Die Augen des Professors starrten in die Tiefe zwischen den Zeichen, in die Unendlichkeit des Daseins. Selbst das Nichts fürchtete sich vor Worten, Zeichen, Begrifflichkeiten. Und deshalb war das Blatt auch beschrieben durch die Gegenwart der Wirklichkeit. Die Macht, die sich meiner Hand bemächtigt hatte, hatte mich beschützt, hatte mir erlaubt, meinen Geist zu retten, dort, in den Lücken zwischen den Häusern außerhalb meiner Erfahrung. Das Blatt selbst war ohne Lücke beschrieben worden, ohne Leere. Nein, das stimmt nicht. Es hatte eine Leere gegeben und sie war der Abgrund gewesen, in den sich der Geist des Professors hatte retten wollen, doch die Leere war eine Falle gewesen, ein unendlich tiefes hypnotisches Wort, eine Falle, ja. Und diese Falle war geschlossen worden, als ich … ja als ich was? Ich dachte, ich konnte mich erinnern. Aber vielleicht doch nicht. Ist die Falle geschlossen? Kann aus der Falle nichts entkommen? Oder … oder konnte doch etwas entkommen, etwas, das in der Tiefe gewartet hatte, das Wesen, die Macht, die Entität, die sich in meinen Geist gepflanzt hatte?

Irgendetwas knirschte. Vielleicht war es mein Leben, das durch meine Knochen in die Freiheit entwich. Aber ich war es dann doch nicht. Ich drehte mich nicht um. Ich starrte auf das Geschirrbecken, auf das kalk-beleckte Metall.

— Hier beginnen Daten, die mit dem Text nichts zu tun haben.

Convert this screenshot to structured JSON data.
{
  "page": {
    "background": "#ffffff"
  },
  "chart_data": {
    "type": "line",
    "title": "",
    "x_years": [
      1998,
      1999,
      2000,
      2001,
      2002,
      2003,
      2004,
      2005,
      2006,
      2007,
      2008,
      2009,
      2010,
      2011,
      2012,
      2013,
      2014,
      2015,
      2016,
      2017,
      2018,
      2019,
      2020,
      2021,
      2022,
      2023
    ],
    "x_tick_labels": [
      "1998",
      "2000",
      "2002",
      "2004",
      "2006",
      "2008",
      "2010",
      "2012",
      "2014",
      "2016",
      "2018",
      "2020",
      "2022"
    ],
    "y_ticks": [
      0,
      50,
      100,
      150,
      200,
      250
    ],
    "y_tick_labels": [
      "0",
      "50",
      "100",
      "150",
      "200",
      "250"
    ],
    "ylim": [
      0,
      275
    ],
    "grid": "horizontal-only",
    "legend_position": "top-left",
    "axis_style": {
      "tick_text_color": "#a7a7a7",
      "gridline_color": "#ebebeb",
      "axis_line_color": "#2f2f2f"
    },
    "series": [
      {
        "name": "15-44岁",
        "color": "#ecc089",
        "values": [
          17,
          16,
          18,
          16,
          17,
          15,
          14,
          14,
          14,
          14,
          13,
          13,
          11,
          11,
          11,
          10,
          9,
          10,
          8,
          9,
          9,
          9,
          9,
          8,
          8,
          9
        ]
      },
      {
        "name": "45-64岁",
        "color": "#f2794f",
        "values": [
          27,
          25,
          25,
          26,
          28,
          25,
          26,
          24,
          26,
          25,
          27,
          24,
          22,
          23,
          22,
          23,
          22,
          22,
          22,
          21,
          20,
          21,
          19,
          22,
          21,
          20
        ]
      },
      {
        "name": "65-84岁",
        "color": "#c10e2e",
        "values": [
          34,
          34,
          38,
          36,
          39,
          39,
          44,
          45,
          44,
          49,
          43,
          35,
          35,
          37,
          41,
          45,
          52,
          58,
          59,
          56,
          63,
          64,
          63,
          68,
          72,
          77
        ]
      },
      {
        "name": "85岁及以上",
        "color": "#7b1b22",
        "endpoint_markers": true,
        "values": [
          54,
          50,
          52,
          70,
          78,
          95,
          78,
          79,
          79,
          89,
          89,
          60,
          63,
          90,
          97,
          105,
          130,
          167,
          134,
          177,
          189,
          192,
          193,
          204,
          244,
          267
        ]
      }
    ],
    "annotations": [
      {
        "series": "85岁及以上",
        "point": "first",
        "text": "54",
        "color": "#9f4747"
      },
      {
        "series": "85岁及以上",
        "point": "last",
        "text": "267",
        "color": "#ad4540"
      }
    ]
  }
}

Ich wollte nicht erkennen, wer oder was der zweite Schatten war, der neben mir auftauchte, dann wieder verschwand. Und dann gab es gar keinen Schatten mehr. Nicht einmal den meinen. Und die Tasse, die ich in Händen gehalten hatte, fiel zurück in das Becken, den Boden voran. Und die Tasse zerbrach nicht. Und das Fenster öffnete sich. Und es schloss sich. Und irgendwo bewegte sich etwas totes. Und die Wolken zogen sich zurück. Und die Häuser schrumpften Stockwerk um Stockwerk. Und dann war da gar keine Wand mehr um mich herum. Und die Bäume schrumpften, wurden ausgegraben. Und die Straßen wurden in rohe Wege zurückverwandelt. Und Lichter verschwanden. Bäume schrumpften. Flammen zogen sich aus dem Horizont zurück. Und dann war nur noch Finsternis und brennende Sterne und ich wurde mitgerissen, wurde eins mit einem Punkt. Und dann war selbst der Punkt nicht mehr, nur ein anderes Universum voller Worte, die keinen Sinn machten. Und unendlichmal zogen die Sterne sich zurück. Und ich war Teil und ich verstand, dass der Professor recht gehabt hatte. Metaphysisches geblahkekse.